The telescope, launched in space in March 2009, can detect slight but regular dips in the amount of light coming from stars. Scientists can then determine if the changes are caused by orbiting planets passing by, relative to Kepler's view.
Kepler scientists have another 2300 candidate planets awaiting additional confirmation.
None of the newly discovered planetary systems are like our solar system, though Kepler-33, a star that is older and bigger than the Sun, comes close in terms of sheer numbers. It has five planets, compared to our solar system's eight, but the quintet all fly closer to their parent star than Mercury orbits the Sun.

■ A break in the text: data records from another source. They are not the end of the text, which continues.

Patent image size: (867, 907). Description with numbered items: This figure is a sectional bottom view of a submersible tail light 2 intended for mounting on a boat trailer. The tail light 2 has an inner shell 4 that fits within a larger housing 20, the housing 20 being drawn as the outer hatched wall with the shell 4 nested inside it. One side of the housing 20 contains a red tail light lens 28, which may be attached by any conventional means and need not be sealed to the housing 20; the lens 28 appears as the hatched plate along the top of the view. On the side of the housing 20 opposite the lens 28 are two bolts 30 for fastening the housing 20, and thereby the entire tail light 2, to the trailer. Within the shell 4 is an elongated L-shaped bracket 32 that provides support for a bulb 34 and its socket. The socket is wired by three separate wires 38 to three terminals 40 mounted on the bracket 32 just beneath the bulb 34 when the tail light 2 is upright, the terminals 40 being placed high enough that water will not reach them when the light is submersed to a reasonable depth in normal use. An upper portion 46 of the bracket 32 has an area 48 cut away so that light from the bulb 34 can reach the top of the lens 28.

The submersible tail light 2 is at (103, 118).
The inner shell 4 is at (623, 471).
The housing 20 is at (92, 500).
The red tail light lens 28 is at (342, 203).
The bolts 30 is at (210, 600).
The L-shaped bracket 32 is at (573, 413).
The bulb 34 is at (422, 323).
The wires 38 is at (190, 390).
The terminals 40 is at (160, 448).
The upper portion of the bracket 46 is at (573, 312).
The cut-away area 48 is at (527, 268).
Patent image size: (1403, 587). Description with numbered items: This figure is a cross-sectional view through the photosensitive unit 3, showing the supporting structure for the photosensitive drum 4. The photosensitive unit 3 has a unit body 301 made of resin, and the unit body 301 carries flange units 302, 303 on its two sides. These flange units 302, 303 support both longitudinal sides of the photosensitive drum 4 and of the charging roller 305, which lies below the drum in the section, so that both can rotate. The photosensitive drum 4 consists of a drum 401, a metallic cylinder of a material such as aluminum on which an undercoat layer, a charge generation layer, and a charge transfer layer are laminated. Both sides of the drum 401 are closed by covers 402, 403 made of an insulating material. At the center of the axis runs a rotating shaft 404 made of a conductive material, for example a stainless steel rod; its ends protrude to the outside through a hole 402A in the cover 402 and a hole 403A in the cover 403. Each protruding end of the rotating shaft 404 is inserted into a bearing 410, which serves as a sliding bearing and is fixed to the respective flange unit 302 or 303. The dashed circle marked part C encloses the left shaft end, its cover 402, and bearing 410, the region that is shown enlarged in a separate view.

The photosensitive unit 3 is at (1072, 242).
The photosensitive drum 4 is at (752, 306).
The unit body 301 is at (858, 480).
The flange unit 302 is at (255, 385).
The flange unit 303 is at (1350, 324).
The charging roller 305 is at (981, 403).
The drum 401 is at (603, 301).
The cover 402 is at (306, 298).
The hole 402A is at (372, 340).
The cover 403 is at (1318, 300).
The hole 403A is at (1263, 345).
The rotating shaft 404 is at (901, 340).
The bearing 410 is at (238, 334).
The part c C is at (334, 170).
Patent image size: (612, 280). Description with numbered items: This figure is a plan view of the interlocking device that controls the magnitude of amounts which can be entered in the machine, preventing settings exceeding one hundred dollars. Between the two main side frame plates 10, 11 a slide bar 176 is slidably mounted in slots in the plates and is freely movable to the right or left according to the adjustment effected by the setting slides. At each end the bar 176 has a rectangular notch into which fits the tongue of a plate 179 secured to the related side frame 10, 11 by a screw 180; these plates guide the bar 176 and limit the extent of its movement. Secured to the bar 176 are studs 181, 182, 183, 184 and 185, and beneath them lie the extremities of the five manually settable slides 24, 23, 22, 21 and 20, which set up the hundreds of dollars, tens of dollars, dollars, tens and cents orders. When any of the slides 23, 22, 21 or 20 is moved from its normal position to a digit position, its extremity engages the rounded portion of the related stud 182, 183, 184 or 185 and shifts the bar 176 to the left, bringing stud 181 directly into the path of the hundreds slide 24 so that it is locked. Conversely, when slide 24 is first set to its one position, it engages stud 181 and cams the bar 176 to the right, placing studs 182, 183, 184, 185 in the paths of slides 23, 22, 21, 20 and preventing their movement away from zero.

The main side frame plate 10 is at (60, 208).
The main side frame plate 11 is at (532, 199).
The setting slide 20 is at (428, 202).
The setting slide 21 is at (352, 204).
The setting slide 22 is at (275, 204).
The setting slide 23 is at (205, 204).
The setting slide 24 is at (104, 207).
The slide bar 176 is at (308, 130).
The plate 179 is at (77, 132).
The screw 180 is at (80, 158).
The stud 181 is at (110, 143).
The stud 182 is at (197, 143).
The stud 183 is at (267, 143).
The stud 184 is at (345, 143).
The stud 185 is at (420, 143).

The planets range in size from about 1.5 times the diameter of Earth to five times Earth's diameter. Scientists have not yet determined if any are solid rocky bodies like Earth, Venus, Mars and Mercury or if they are filled with gas like Jupiter, Saturn, Uranus and Neptune.
The Kepler team previously found one star with six confirmed planets and a second system with five planets, says planetary scientist Jack Lissauer, with NASA's Ames Research Center in California.
Nine of the new systems contain two planets and one has three, bringing the total number of newly discovered planets to 26. All are closer to their host stars than Venus is to the Sun.
"This has tripled the number of stars which we know have more than one transiting planet, so that's the big deal here," says Lissauer.
"We're starting to think in terms of planetary systems as opposed to just planets: Do they all tend to have similar sizes? What's the spacing? Is the solar system unusual in those regards?" he says.
Kepler is monitoring more than 150,000 stars in the constellations Cygnus and Lyra.
The research is published in four different papers in Astrophysical Journal and the Monthly Notices of the Royal Astronomical Society.